Another potential implication of these findings is that, in the same way that there is a metabolic programming of the human being from pregnancy and the first semester of life related to nutrition and other factors, it could be possible that some mestizo families had a behavioral programming of the mother privileging the feeding of the male. That behavior would be defined from the first semester of the postnatal life and continue during the first stages of life, a period in which the feeding habits are defined.

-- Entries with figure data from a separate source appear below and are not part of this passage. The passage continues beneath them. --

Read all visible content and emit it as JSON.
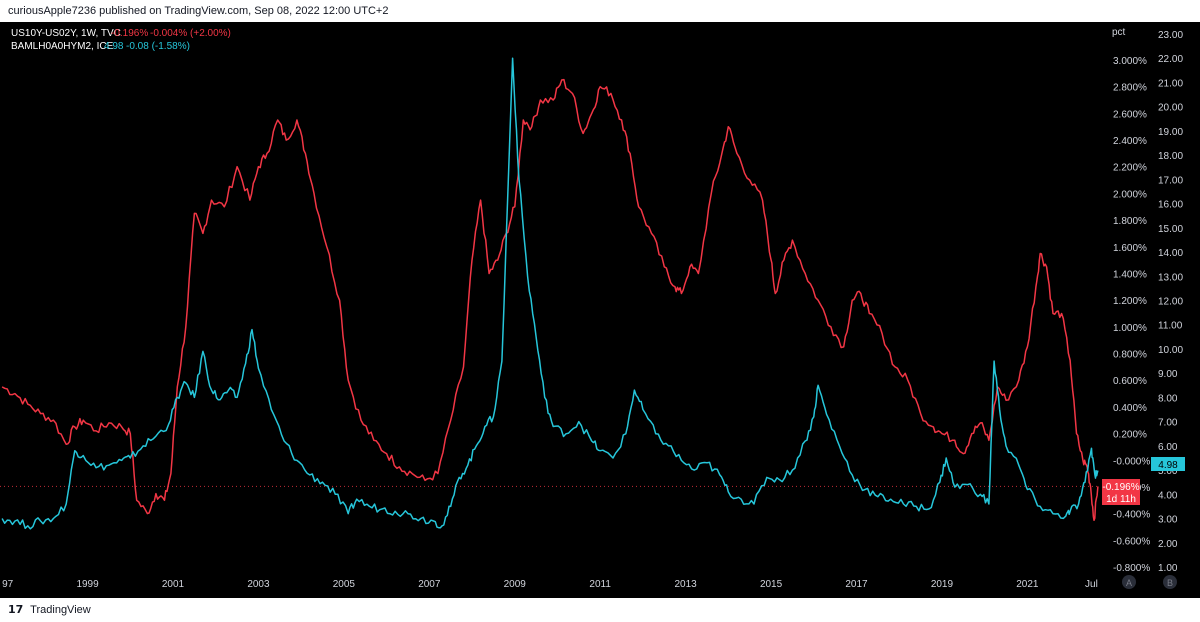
{
  "header": {
    "publisher": "curiousApple7236 published on TradingView.com, Sep 08, 2022 12:00 UTC+2"
  },
  "footer": {
    "logo_glyph": "17",
    "brand": "TradingView"
  },
  "legend": [
    {
      "symbol": "US10Y-US02Y, 1W, TVC",
      "value": "-0.196%",
      "change": "-0.004% (+2.00%)",
      "color": "#f23645"
    },
    {
      "symbol": "BAMLH0A0HYM2, ICE",
      "value": "4.98",
      "change": "-0.08 (-1.58%)",
      "color": "#26c6da"
    }
  ],
  "badges": {
    "cyan": "4.98",
    "red_value": "-0.196%",
    "red_countdown": "1d 11h",
    "scale_a": "A",
    "scale_b": "B"
  },
  "chart_data": {
    "type": "line",
    "x_ticks": [
      "97",
      "1999",
      "2001",
      "2003",
      "2005",
      "2007",
      "2009",
      "2011",
      "2013",
      "2015",
      "2017",
      "2019",
      "2021",
      "Jul"
    ],
    "x_tick_years": [
      1997,
      1999,
      2001,
      2003,
      2005,
      2007,
      2009,
      2011,
      2013,
      2015,
      2017,
      2019,
      2021,
      2022.5
    ],
    "xlim": [
      1996.95,
      2022.7
    ],
    "y_left_unit": "pct",
    "y_left_ticks": [
      "3.000%",
      "2.800%",
      "2.600%",
      "2.400%",
      "2.200%",
      "2.000%",
      "1.800%",
      "1.600%",
      "1.400%",
      "1.200%",
      "1.000%",
      "0.800%",
      "0.600%",
      "0.400%",
      "0.200%",
      "-0.000%",
      "-0.200%",
      "-0.400%",
      "-0.600%",
      "-0.800%"
    ],
    "y_left_values": [
      3.0,
      2.8,
      2.6,
      2.4,
      2.2,
      2.0,
      1.8,
      1.6,
      1.4,
      1.2,
      1.0,
      0.8,
      0.6,
      0.4,
      0.2,
      0.0,
      -0.2,
      -0.4,
      -0.6,
      -0.8
    ],
    "y_left_lim": [
      -0.8,
      3.0
    ],
    "y_right_ticks": [
      "23.00",
      "22.00",
      "21.00",
      "20.00",
      "19.00",
      "18.00",
      "17.00",
      "16.00",
      "15.00",
      "14.00",
      "13.00",
      "12.00",
      "11.00",
      "10.00",
      "9.00",
      "8.00",
      "7.00",
      "6.00",
      "5.00",
      "4.00",
      "3.00",
      "2.00",
      "1.00"
    ],
    "y_right_values": [
      23,
      22,
      21,
      20,
      19,
      18,
      17,
      16,
      15,
      14,
      13,
      12,
      11,
      10,
      9,
      8,
      7,
      6,
      5,
      4,
      3,
      2,
      1
    ],
    "y_right_lim": [
      1,
      23
    ],
    "last_price_line": -0.196,
    "grid": false,
    "series": [
      {
        "name": "US10Y-US02Y",
        "axis": "left",
        "color": "#f23645",
        "points": [
          [
            1997.0,
            0.55
          ],
          [
            1997.3,
            0.5
          ],
          [
            1997.6,
            0.42
          ],
          [
            1997.9,
            0.35
          ],
          [
            1998.2,
            0.3
          ],
          [
            1998.5,
            0.12
          ],
          [
            1998.7,
            0.25
          ],
          [
            1998.9,
            0.3
          ],
          [
            1999.2,
            0.22
          ],
          [
            1999.5,
            0.28
          ],
          [
            1999.8,
            0.25
          ],
          [
            2000.0,
            0.2
          ],
          [
            2000.15,
            -0.3
          ],
          [
            2000.4,
            -0.4
          ],
          [
            2000.6,
            -0.25
          ],
          [
            2000.8,
            -0.3
          ],
          [
            2000.95,
            -0.1
          ],
          [
            2001.1,
            0.55
          ],
          [
            2001.3,
            1.0
          ],
          [
            2001.5,
            1.85
          ],
          [
            2001.7,
            1.7
          ],
          [
            2001.9,
            1.95
          ],
          [
            2002.2,
            1.9
          ],
          [
            2002.5,
            2.2
          ],
          [
            2002.8,
            1.95
          ],
          [
            2003.0,
            2.2
          ],
          [
            2003.2,
            2.3
          ],
          [
            2003.45,
            2.55
          ],
          [
            2003.65,
            2.4
          ],
          [
            2003.9,
            2.55
          ],
          [
            2004.1,
            2.3
          ],
          [
            2004.3,
            2.0
          ],
          [
            2004.6,
            1.6
          ],
          [
            2004.9,
            1.2
          ],
          [
            2005.1,
            0.6
          ],
          [
            2005.4,
            0.3
          ],
          [
            2005.7,
            0.15
          ],
          [
            2006.0,
            0.05
          ],
          [
            2006.3,
            -0.05
          ],
          [
            2006.6,
            -0.1
          ],
          [
            2006.9,
            -0.15
          ],
          [
            2007.2,
            -0.1
          ],
          [
            2007.5,
            0.3
          ],
          [
            2007.8,
            0.7
          ],
          [
            2008.0,
            1.5
          ],
          [
            2008.2,
            1.95
          ],
          [
            2008.4,
            1.4
          ],
          [
            2008.6,
            1.5
          ],
          [
            2008.8,
            1.7
          ],
          [
            2009.0,
            1.9
          ],
          [
            2009.2,
            2.55
          ],
          [
            2009.4,
            2.5
          ],
          [
            2009.6,
            2.7
          ],
          [
            2009.9,
            2.7
          ],
          [
            2010.1,
            2.85
          ],
          [
            2010.35,
            2.75
          ],
          [
            2010.6,
            2.45
          ],
          [
            2010.8,
            2.6
          ],
          [
            2011.0,
            2.8
          ],
          [
            2011.25,
            2.75
          ],
          [
            2011.5,
            2.55
          ],
          [
            2011.7,
            2.3
          ],
          [
            2011.9,
            1.9
          ],
          [
            2012.2,
            1.7
          ],
          [
            2012.5,
            1.45
          ],
          [
            2012.75,
            1.3
          ],
          [
            2012.9,
            1.25
          ],
          [
            2013.1,
            1.45
          ],
          [
            2013.3,
            1.4
          ],
          [
            2013.6,
            2.0
          ],
          [
            2013.85,
            2.3
          ],
          [
            2014.0,
            2.5
          ],
          [
            2014.2,
            2.3
          ],
          [
            2014.5,
            2.1
          ],
          [
            2014.8,
            1.95
          ],
          [
            2015.0,
            1.5
          ],
          [
            2015.1,
            1.25
          ],
          [
            2015.3,
            1.5
          ],
          [
            2015.5,
            1.65
          ],
          [
            2015.8,
            1.4
          ],
          [
            2016.1,
            1.2
          ],
          [
            2016.4,
            1.0
          ],
          [
            2016.7,
            0.85
          ],
          [
            2016.9,
            1.2
          ],
          [
            2017.1,
            1.25
          ],
          [
            2017.3,
            1.1
          ],
          [
            2017.6,
            0.95
          ],
          [
            2017.9,
            0.7
          ],
          [
            2018.2,
            0.6
          ],
          [
            2018.5,
            0.35
          ],
          [
            2018.8,
            0.25
          ],
          [
            2019.0,
            0.2
          ],
          [
            2019.3,
            0.15
          ],
          [
            2019.5,
            0.05
          ],
          [
            2019.7,
            0.2
          ],
          [
            2019.9,
            0.28
          ],
          [
            2020.1,
            0.15
          ],
          [
            2020.3,
            0.55
          ],
          [
            2020.5,
            0.45
          ],
          [
            2020.8,
            0.6
          ],
          [
            2021.0,
            0.85
          ],
          [
            2021.2,
            1.3
          ],
          [
            2021.3,
            1.55
          ],
          [
            2021.45,
            1.45
          ],
          [
            2021.6,
            1.1
          ],
          [
            2021.8,
            1.1
          ],
          [
            2022.0,
            0.75
          ],
          [
            2022.15,
            0.2
          ],
          [
            2022.3,
            0.0
          ],
          [
            2022.4,
            -0.05
          ],
          [
            2022.48,
            -0.2
          ],
          [
            2022.56,
            -0.45
          ],
          [
            2022.65,
            -0.196
          ]
        ]
      },
      {
        "name": "BAMLH0A0HYM2",
        "axis": "right",
        "color": "#26c6da",
        "points": [
          [
            1997.0,
            3.0
          ],
          [
            1997.3,
            2.9
          ],
          [
            1997.6,
            2.7
          ],
          [
            1997.9,
            2.9
          ],
          [
            1998.2,
            3.0
          ],
          [
            1998.5,
            3.6
          ],
          [
            1998.7,
            5.8
          ],
          [
            1998.9,
            5.6
          ],
          [
            1999.2,
            5.1
          ],
          [
            1999.5,
            5.2
          ],
          [
            1999.8,
            5.4
          ],
          [
            2000.0,
            5.5
          ],
          [
            2000.3,
            6.0
          ],
          [
            2000.6,
            6.4
          ],
          [
            2000.9,
            6.9
          ],
          [
            2001.1,
            8.0
          ],
          [
            2001.3,
            8.6
          ],
          [
            2001.5,
            8.0
          ],
          [
            2001.7,
            9.9
          ],
          [
            2001.9,
            8.3
          ],
          [
            2002.1,
            7.9
          ],
          [
            2002.3,
            8.3
          ],
          [
            2002.5,
            8.0
          ],
          [
            2002.7,
            9.4
          ],
          [
            2002.85,
            10.8
          ],
          [
            2003.0,
            9.2
          ],
          [
            2003.3,
            7.5
          ],
          [
            2003.6,
            6.2
          ],
          [
            2003.9,
            5.4
          ],
          [
            2004.2,
            4.8
          ],
          [
            2004.5,
            4.5
          ],
          [
            2004.8,
            4.0
          ],
          [
            2005.1,
            3.2
          ],
          [
            2005.3,
            3.8
          ],
          [
            2005.6,
            3.5
          ],
          [
            2005.9,
            3.4
          ],
          [
            2006.2,
            3.3
          ],
          [
            2006.5,
            3.2
          ],
          [
            2006.8,
            3.0
          ],
          [
            2007.1,
            2.9
          ],
          [
            2007.3,
            2.7
          ],
          [
            2007.5,
            3.5
          ],
          [
            2007.7,
            4.7
          ],
          [
            2007.9,
            5.2
          ],
          [
            2008.1,
            6.0
          ],
          [
            2008.3,
            6.8
          ],
          [
            2008.5,
            7.2
          ],
          [
            2008.7,
            9.5
          ],
          [
            2008.95,
            22.0
          ],
          [
            2009.1,
            17.0
          ],
          [
            2009.3,
            13.0
          ],
          [
            2009.5,
            10.5
          ],
          [
            2009.7,
            8.0
          ],
          [
            2009.9,
            6.8
          ],
          [
            2010.2,
            6.5
          ],
          [
            2010.5,
            7.0
          ],
          [
            2010.8,
            6.2
          ],
          [
            2011.0,
            5.8
          ],
          [
            2011.3,
            5.5
          ],
          [
            2011.6,
            6.5
          ],
          [
            2011.8,
            8.3
          ],
          [
            2012.0,
            7.5
          ],
          [
            2012.3,
            6.5
          ],
          [
            2012.6,
            6.0
          ],
          [
            2012.9,
            5.4
          ],
          [
            2013.2,
            5.0
          ],
          [
            2013.5,
            5.3
          ],
          [
            2013.8,
            4.8
          ],
          [
            2014.0,
            4.1
          ],
          [
            2014.3,
            3.8
          ],
          [
            2014.6,
            3.6
          ],
          [
            2014.9,
            4.7
          ],
          [
            2015.2,
            4.6
          ],
          [
            2015.5,
            5.0
          ],
          [
            2015.8,
            6.2
          ],
          [
            2016.0,
            7.2
          ],
          [
            2016.1,
            8.5
          ],
          [
            2016.3,
            7.3
          ],
          [
            2016.6,
            6.0
          ],
          [
            2016.9,
            4.8
          ],
          [
            2017.2,
            4.2
          ],
          [
            2017.5,
            3.9
          ],
          [
            2017.8,
            3.8
          ],
          [
            2018.1,
            3.6
          ],
          [
            2018.4,
            3.5
          ],
          [
            2018.7,
            3.4
          ],
          [
            2018.95,
            4.5
          ],
          [
            2019.1,
            5.5
          ],
          [
            2019.3,
            4.3
          ],
          [
            2019.6,
            4.4
          ],
          [
            2019.9,
            4.0
          ],
          [
            2020.1,
            3.6
          ],
          [
            2020.22,
            9.5
          ],
          [
            2020.35,
            7.5
          ],
          [
            2020.5,
            6.0
          ],
          [
            2020.8,
            5.2
          ],
          [
            2021.0,
            4.2
          ],
          [
            2021.3,
            3.5
          ],
          [
            2021.6,
            3.2
          ],
          [
            2021.9,
            3.1
          ],
          [
            2022.0,
            3.3
          ],
          [
            2022.2,
            3.6
          ],
          [
            2022.35,
            4.5
          ],
          [
            2022.5,
            5.9
          ],
          [
            2022.58,
            4.8
          ],
          [
            2022.65,
            4.98
          ]
        ]
      }
    ]
  }
}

This distinction in privilege of exclusive breastfeeding would have some effects. For example, a study by Pivik et al. 22 showed that in the analysis of syllable processing, there was greater discrimination of syllables in breastfed infants than in infants fed formula. However, they recognized that it cannot be determined to what extent this difference reflects the dietary influences, the feeding method, or the interactions between the influences of the diet and the differences of background factors between breastfed and formula-fed infants. Also, the important findings of Victora et al. 2 suggest that breastfeeding improves intelligence up to adulthood, and that it has an effect at both the individual and societal level, by increasing educational attainment and earning ability. In addition, there are other important benefits such as the consolidation of the human microbiome in those who receive exclusive breastfeeding, are born via vaginal delivery 23 and receive other short- and long-term health benefits 24,25.
Another interesting finding of our study was that monthly per capita food expenditure was significantly higher for males in the PBF group vs FBF and HMS than for girls. Family income was also higher in PBF than in FBF and HMS, although the differences were not significant. These data imply greater interest in food expenditure by the PBF group, greater purchasing capacity, and probably greater awareness of maintaining breastfeeding for males than for females.
LIMITATIONS
The size of the population sample circumscribed to a group of mothers whose children were born in a public hospital in a population of low and medium-low socioeconomic status. This fact does not allow making inferences to populations of other strata of the metropolitan area of Guadalajara and other Mexico states. The main strength is that it is a cohort of mother-newborn dyads, obtained from birth and followed for four months, in which the mothers themselves decided to feed their infants with FBF, PBF or HMS.
CONCLUSION
There is a differentiated character in the privilege of exclusive breastfeeding being four times higher for males than for females in a public hospital in the metropolitan area of Guadalajara. Therefore, this potential discrimination by gender in favor of males would have disadvantageous implications in the short and long term for the health of females who do not receive the privilege of full breastfeeding, and that should be considered by health professionals and the society. It is necessary to expand the size of the sample in different socioeconomic strata to identify whether this specific practice of preferential FBF privilege for males and other feeding variables for females is repeated throughout the metropolitan area of Guadalajara and the country. In addition, it is likely that another methodology, probably qualitative, will be required to deepen the knowledge of the origin and roots of this behavior.